Communication

Speech generation

Speech generation involves the following tasks:

Intention: Generating the thought to be spoken in the internal language of logic.
Generation: Translating the logical language into natural language.
Synthesis: Speaking the generated words with appropriate stresses, accents etc..

Speech comprehension

Tasks

Speech comprehension involves the following tasks:

Perception: Translating the sounds heard or symbols seen to words or tokens; this is akin to lexical analysis by compilers.
Analysis: Inferring a logical sentence equivalent to the spoken words. This involves the following tasks:

Parsing/ syntactic tasks: Understanding the phrasal structure, for example using parse trees. As part of this process, the following tasks may be done: Part of speech tagging may be done. Phrase chunking: In this task, words are chunked to form entities such as a noun phrase and a verb phrase, by collecting together qualifiers (adjectives/ adverbs) and prepositional phrases.

Semantic interpretation: Translating the words spoken to the language of logic. As part of this, the following tasks show up: Word sense disambiguation. Semantic role labeling: Here, a noun phrase’s relation to the verb is decided. In case of Indic languages (esp Sanskrit), doing this is simplified due to the kAraka system.

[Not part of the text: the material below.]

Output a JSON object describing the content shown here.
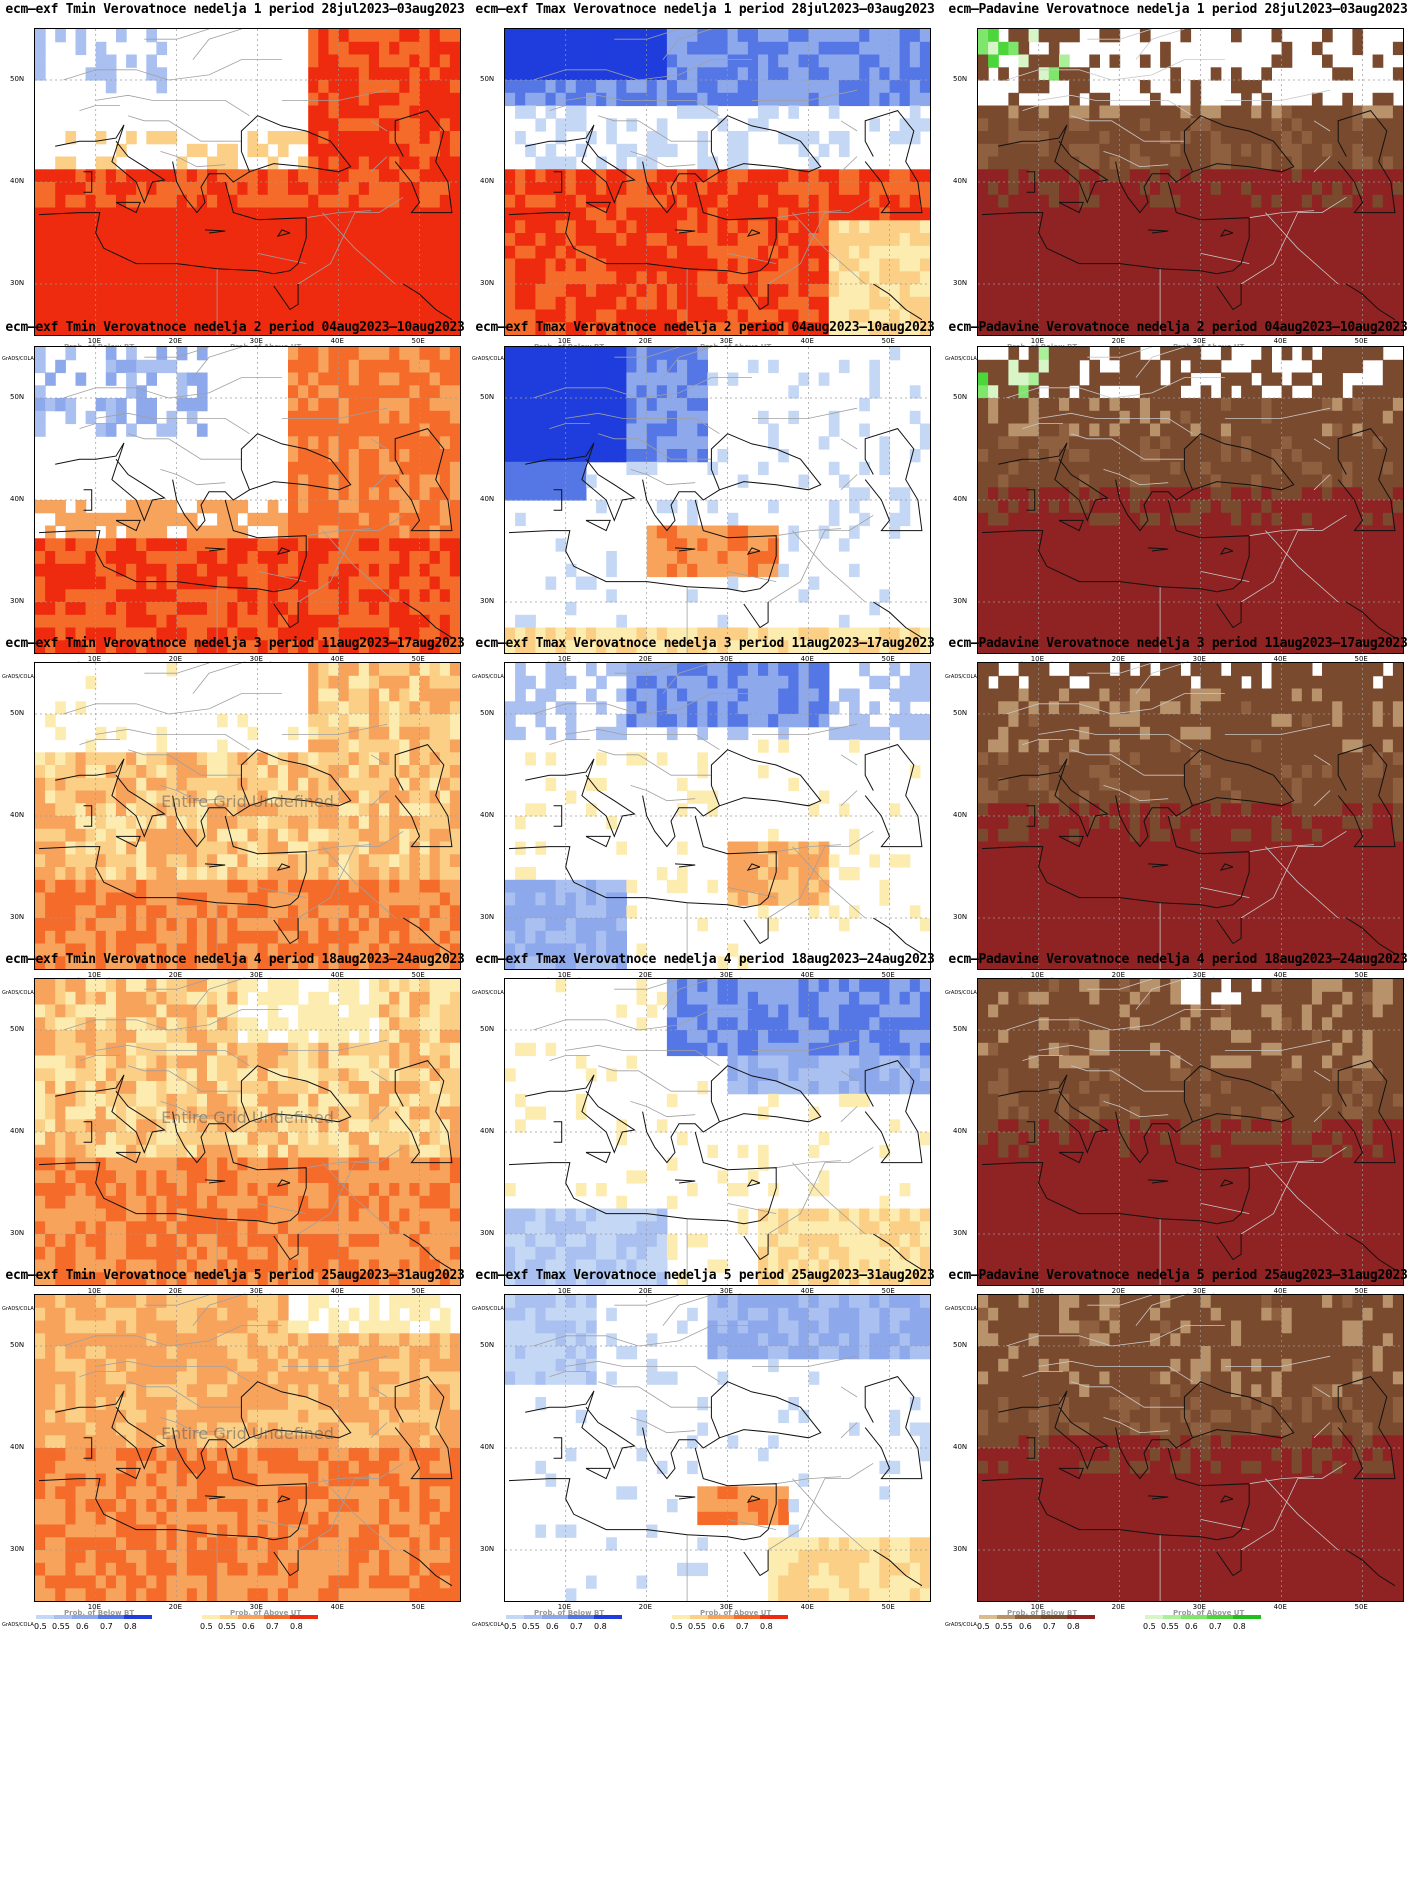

Pragmatic interpretation: Understanding what was meant as opposed to what was said. Eg: Detecting sarcasm.
Incorporation: Relating the inferred logical statement to the knowledge base, and judging whether should be incorporated into the knowledge base and doing so if appropriate.

A common task is resolving what entity a given common noun or pronoun refers to. Depending on whether the referred entity is within the corpus or whether it should be judged from deep understanding of the context, one classifies these into endophora and exophora.

There is ambiguity in every subtask above.

Comprehenders: Manual vs automatic building

Manual design

In this approach, a group of people use their knowledge of the language to build an expert system to comprehend a language. But, it is very hard for a group of people to encode all the rules of a language, for which there are a huge number of exceptions. Eg: ‘is’ in different tenses. An exception to this is probably pANini’s grammar for saMskRRita.

Also, even people, in the face of ambiguity, make use of statistics/ probability in comprehension, eg: ‘What do people commonly mean by this sentence?’

Automatic learning

Here, the computer learns the rules for comprehending a language by looking at statistics learned from annotated corpora.

Non-Modularity

Consider the various tasks involved in speech comprehension. These tasks may be viewed as happening in a sequence. In reality, however, they are intertwined: For example, one uses the syntactic structure to determine that the words in a sound correspond to ‘I ate a rabbit’, rather than ‘Eye eight arab it.’.

Part of speech tagging

Problem

The task is to label all words in a sentence with the most appropriate part of speech. The set of appropriate parts of speech is usually fixed. It either taken to be the set defined by classical grammars of the language or produced more dynamically (supertagging?).

Purpose

Once part of speech tags are produced, they can be used as a feature while building parse-trees.

It is also useful in word sense disambiguation.

Approaches

This is an instance of the sequence label prediction problem. So, the approaches described for that general problem in the probabilistic models survey apply here as well.

Performance ideal

Given the same text, due to ambiguity in natural language, even taggings produced by human taggers don’t agree with each other fully. For example, in english, the level of agreement is around 97%. So, this forms an ideal for tagging algorithms.

Using a tagged sample

Results

Consider the following for the Portuguese-boscque corpus from CoNLL 2006.

Simply labeling every word with the most frequent tag (noun) yields around 60% accuracy. Labeling each word with the tag most likely to correspond to that word yields around 92% accuracy. Using HMM yields around 95% accuracy.

OpenNLP’s implementation of MAXENT model with event threshold 5 and 100 iterations yields around 96.5% accuracy.